The oldest surviving Greek reference to the magi – from Greek μάγος (mágos, plural: magoi) – might be from 6th century BC Heraclitus (apud Clemens Protrepticus 12), who curses the magi for their “impious” rites and rituals. A description of the rituals that Heraclitus refers to has not survived, and there is nothing to suggest that Heraclitus was referring to foreigners.
Better preserved are the descriptions of the mid-5th century BC Herodotus, who in his portrayal of the Iranian expatriates living in Asia minor uses the term “magi” in two different senses. In the first sense (Histories 1.101), Herodotus speaks of the magi as one of the tribes/peoples (ethnous) of the Medes. In another sense (1.132), Herodotus uses the term “magi” to generically refer to a “sacerdotal caste”, but “whose ethnic origin is never again so much as mentioned.”

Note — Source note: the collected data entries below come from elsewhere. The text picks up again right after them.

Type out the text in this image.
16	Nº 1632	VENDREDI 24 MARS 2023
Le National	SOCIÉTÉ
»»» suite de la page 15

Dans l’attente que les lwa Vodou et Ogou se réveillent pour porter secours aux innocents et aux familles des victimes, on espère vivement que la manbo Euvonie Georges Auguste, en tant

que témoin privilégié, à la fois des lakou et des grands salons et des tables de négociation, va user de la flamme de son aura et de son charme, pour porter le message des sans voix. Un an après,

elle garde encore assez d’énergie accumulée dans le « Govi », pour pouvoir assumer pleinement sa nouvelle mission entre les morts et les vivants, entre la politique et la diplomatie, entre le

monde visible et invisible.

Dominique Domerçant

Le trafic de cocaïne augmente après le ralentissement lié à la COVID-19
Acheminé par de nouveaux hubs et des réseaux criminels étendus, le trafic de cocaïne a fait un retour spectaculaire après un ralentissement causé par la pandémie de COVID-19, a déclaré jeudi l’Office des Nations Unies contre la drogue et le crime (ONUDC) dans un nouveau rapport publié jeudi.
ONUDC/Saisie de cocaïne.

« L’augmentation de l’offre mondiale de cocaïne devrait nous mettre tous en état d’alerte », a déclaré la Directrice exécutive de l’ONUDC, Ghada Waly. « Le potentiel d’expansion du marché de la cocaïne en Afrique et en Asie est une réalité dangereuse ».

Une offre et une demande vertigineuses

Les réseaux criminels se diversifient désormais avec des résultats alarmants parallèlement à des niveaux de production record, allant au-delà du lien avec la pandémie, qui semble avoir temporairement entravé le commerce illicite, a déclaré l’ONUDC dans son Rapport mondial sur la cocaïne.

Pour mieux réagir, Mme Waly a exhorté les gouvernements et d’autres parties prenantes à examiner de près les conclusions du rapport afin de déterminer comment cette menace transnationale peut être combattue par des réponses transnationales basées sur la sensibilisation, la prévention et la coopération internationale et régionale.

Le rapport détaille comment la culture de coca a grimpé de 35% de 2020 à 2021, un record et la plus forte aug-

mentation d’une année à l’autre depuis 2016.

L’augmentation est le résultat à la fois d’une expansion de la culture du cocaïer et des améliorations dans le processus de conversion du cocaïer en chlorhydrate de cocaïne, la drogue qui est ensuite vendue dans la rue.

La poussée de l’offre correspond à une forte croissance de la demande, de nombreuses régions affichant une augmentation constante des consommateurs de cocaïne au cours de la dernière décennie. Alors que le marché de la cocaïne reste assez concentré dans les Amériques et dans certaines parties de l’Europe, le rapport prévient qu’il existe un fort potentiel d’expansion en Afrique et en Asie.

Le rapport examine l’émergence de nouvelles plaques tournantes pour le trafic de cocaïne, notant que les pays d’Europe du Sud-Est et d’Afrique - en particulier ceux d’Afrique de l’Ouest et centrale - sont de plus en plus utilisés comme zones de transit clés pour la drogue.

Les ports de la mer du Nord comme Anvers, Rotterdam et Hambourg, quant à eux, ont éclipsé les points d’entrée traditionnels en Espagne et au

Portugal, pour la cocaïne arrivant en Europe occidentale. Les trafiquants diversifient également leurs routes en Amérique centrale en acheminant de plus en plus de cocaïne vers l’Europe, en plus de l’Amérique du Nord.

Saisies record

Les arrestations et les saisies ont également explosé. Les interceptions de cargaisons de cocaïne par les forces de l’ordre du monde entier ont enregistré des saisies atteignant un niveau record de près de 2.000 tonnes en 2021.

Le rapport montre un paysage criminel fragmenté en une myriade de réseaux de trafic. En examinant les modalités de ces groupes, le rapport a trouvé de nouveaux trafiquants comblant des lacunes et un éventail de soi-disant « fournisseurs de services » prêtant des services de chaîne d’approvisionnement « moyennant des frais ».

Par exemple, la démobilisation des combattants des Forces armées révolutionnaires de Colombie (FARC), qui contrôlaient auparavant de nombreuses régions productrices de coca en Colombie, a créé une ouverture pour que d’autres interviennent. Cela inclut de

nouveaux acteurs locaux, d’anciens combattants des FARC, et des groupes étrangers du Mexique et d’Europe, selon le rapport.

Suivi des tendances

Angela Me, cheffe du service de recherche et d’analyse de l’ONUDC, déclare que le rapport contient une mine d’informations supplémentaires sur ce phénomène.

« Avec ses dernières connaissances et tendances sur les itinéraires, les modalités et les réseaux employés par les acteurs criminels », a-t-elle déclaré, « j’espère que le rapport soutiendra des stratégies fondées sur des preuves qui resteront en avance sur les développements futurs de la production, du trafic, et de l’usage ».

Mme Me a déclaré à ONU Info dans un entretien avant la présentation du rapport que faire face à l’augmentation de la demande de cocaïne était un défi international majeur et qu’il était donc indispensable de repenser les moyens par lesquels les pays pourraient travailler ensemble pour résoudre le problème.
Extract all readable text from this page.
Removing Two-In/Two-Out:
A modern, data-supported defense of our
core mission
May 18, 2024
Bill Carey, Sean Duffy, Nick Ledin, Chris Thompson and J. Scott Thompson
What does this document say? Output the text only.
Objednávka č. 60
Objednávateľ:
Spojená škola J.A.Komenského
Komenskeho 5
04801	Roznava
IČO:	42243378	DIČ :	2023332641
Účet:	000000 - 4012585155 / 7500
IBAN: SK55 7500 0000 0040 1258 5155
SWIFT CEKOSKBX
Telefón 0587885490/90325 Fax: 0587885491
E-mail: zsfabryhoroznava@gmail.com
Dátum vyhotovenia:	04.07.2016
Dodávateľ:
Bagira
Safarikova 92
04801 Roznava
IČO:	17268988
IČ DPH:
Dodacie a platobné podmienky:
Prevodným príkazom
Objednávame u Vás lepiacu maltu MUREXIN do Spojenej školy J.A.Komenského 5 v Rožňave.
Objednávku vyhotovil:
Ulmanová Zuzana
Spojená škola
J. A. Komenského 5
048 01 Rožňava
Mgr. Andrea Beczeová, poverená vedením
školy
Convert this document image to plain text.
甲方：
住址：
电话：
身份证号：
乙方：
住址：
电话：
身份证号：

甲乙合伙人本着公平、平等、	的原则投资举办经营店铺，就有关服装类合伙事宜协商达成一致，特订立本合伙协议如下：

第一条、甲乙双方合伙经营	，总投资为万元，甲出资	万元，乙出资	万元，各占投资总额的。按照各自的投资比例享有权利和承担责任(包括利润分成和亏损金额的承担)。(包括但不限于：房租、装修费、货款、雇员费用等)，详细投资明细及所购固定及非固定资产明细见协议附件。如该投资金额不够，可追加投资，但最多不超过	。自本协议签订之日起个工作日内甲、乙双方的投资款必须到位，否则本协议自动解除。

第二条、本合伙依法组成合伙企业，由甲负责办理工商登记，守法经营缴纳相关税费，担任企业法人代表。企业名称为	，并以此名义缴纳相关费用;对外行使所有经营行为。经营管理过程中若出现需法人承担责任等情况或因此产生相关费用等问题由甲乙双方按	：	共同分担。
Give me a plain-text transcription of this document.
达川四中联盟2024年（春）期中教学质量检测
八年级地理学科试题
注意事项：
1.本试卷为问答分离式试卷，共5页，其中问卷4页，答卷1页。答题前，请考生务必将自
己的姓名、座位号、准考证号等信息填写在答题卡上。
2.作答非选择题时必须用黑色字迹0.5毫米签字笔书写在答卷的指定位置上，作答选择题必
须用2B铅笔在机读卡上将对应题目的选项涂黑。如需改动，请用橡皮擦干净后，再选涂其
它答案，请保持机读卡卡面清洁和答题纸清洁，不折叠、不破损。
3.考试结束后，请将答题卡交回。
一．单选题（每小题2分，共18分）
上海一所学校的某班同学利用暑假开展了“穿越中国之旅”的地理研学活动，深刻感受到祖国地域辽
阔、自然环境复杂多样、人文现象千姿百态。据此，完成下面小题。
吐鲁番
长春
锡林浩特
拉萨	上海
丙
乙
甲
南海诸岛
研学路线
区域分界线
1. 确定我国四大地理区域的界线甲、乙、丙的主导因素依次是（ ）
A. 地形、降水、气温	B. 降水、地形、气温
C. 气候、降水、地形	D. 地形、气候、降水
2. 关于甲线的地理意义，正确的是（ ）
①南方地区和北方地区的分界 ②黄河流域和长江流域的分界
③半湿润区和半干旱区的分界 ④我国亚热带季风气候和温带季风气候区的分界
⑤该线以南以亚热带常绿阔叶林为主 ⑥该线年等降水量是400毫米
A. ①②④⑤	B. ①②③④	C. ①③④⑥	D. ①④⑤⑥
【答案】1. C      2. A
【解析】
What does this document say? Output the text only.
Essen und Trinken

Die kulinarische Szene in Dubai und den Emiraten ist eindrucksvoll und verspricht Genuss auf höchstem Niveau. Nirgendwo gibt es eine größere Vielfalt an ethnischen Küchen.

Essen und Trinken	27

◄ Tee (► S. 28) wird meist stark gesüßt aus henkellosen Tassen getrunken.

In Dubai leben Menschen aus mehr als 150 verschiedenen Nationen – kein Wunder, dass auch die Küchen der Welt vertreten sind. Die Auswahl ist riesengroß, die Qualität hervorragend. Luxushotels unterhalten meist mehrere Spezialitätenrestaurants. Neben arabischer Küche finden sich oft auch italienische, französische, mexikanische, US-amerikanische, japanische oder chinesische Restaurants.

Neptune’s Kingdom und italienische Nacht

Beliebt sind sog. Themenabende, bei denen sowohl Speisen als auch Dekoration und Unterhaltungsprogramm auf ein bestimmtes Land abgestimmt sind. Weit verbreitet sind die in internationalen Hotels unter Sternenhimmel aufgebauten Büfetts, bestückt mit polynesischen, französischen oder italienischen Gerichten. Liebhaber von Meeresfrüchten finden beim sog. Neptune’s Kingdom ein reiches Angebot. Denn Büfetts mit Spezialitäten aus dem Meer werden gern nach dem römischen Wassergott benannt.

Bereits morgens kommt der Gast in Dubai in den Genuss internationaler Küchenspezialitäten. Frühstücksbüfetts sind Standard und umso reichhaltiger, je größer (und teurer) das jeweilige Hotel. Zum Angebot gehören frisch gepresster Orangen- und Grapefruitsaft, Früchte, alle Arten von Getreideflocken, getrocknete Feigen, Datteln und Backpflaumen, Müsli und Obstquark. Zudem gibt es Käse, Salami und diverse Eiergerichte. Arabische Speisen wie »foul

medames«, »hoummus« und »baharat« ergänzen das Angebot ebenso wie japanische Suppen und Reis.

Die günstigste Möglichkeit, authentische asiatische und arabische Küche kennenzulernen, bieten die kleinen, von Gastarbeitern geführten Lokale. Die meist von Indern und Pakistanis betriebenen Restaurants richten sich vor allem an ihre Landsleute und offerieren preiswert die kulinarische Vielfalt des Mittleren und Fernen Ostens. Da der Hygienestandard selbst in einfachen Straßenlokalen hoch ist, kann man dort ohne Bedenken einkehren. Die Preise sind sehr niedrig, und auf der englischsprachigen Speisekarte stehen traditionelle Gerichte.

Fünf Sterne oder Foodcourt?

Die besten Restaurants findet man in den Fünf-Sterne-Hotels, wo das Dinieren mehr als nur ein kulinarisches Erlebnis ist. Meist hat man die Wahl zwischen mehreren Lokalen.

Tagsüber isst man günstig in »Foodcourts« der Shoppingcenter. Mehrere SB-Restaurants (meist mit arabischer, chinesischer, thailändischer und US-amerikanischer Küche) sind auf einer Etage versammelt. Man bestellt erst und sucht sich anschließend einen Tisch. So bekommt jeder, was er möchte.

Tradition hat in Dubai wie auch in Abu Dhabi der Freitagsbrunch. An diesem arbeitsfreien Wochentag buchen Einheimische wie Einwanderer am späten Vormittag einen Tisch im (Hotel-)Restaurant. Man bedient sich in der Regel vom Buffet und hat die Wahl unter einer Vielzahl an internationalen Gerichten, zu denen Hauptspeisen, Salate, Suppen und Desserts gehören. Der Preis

According to Robert Charles Zaehner, in other accounts, “we hear of Magi not only in Persia, Parthia, Bactria, Chorasmia, Aria, Media, and among the Sakas, but also in non-Iranian lands like Samaria, Ethiopia, and Egypt. Their influence was also widespread throughout Asia Minor. It is, therefore, quite likely that the sacerdotal caste of the Magi was distinct from the Median tribe of the same name.”
Other Greek sources from before the Hellenistic period include the gentleman-soldier Xenophon, who had first-hand experience at the Persian Achaemenid court. In his early 4th century BC Cyropaedia, the Athenian depicts the magians as authorities for all religious matters (8.3.11), and imagines the magians to be responsible for the education of the emperor-to-be.